PLACE PUBLIQUE > Un fils de petits paysans humilié, tout commence là?

GABY BONNAND >
Tous les copains étaient comme moi, j’étais un manuel, je lisais peu, je n’ai donc pas été très frustré, mais ça m’a marqué. « Il ne peut pas suivre », vous êtes en échec, donc pour vous c’est le cycle court. C’est ce que j’ai ressenti et j’ai toujours voulu prendre ma revanche. Je rentre donc en BEP mécanique générale: fraiseur, ajusteur, tourneur. Nous sommes en 1968, c’est le début des BEP.

PLACE PUBLIQUE > Et les jeunes de l’époque bougent beaucoup…

GABY BONNAND >
Je rencontre des copains qui sont à la Joc. En 1969, les premiers sortants de BEP racontent que les patrons préfèrent embaucher les CAP. Un mouvement naît à Saint-Etienne. Je suis délégué d’une classe assez en pointe. Une coordination des BEP se crée. Lors d’un meeting à la Bourse du travail, je prends la parole. J’ai 17 ans, c’est la première fois, j’ai un trac énorme! Mais il y a une ambiance super sympa, je me souviens avoir ressenti une reconnaissance que je n’avais pas connue auparavant.
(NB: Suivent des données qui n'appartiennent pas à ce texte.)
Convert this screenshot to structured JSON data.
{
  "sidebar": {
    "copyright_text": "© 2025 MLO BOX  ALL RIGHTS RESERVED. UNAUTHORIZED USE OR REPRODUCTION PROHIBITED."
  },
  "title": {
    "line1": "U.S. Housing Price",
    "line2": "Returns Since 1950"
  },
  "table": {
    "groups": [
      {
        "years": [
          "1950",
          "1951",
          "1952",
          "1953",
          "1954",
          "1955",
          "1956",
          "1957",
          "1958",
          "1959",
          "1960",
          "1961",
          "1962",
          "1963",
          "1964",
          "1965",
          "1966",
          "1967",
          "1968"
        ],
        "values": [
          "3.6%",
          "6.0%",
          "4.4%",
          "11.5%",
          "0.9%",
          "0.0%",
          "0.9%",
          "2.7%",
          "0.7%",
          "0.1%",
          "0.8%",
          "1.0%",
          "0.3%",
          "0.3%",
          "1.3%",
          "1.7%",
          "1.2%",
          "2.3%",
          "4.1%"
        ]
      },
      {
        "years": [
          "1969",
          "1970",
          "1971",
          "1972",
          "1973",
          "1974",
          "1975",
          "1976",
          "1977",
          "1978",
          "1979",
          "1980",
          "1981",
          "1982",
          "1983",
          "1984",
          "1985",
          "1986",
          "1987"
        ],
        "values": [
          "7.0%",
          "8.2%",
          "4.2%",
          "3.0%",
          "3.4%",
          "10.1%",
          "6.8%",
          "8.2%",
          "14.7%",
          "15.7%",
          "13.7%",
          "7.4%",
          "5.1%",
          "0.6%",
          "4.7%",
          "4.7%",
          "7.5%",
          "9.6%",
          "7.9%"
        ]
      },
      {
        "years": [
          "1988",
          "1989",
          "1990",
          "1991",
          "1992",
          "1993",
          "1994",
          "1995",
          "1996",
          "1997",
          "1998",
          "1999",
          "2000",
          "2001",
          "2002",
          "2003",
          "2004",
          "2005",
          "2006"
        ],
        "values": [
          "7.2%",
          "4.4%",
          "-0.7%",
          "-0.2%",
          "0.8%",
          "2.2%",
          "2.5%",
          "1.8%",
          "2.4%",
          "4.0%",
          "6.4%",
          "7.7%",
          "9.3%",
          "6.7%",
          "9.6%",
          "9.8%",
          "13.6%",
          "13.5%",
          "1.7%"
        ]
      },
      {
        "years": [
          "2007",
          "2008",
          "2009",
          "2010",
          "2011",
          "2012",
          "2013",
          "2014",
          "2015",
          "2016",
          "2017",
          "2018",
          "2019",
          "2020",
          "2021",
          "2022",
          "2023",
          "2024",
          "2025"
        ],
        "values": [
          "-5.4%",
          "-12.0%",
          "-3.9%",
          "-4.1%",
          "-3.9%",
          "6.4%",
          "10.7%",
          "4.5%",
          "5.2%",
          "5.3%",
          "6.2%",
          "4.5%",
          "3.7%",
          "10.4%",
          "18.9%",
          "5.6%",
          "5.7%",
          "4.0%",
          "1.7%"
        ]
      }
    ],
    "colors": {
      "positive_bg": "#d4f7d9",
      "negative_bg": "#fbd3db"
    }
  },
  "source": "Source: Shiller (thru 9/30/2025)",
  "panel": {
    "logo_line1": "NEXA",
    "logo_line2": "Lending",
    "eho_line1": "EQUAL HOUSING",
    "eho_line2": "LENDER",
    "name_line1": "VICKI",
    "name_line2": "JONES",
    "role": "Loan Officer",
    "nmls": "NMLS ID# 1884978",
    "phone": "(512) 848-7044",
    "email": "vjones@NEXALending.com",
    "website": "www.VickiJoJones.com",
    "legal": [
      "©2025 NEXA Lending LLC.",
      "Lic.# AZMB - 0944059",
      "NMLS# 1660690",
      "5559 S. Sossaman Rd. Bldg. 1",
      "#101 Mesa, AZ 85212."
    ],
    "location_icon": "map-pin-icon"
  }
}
PLACE PUBLIQUE > Vient la première embauche et aussitôt le syndicalisme?

GABY BONNAND >
À ce moment-là, on trouve du boulot tout de suite. J’entre comme ajusteur chez un sous-traitant de Citroën, la Scemm, 700 salariés. Comme syndicats, il y a en premier la CGT puis le syndicat maison, la CFT, et en troisième la CFDT. À la CGT, les gens sont très sympas mais la CGT est encore proche du PC, ce n’est pas ma culture. J’adhère à la CFDT tout de suite, en janvier 71. Un an plus tard, je suis muté sur un boulot très intéressant, traceur, mais je suis seul et le temps pour faire le boulot est très serré. J’ai encore des cahiers ici. Pas possible d’avoir de boni donc de prime. J’en parle à une réunion CGT-CFDT: sitôt après, mon chef d’atelier m’insulte, m’envoie sur un boulot de m…, mais il ne trouve personne et doit me reprendre. Après, c’est le service militaire et au retour, la Manufacture de vilebrequins Mavilor, une grosse boîte de 1400 salariés.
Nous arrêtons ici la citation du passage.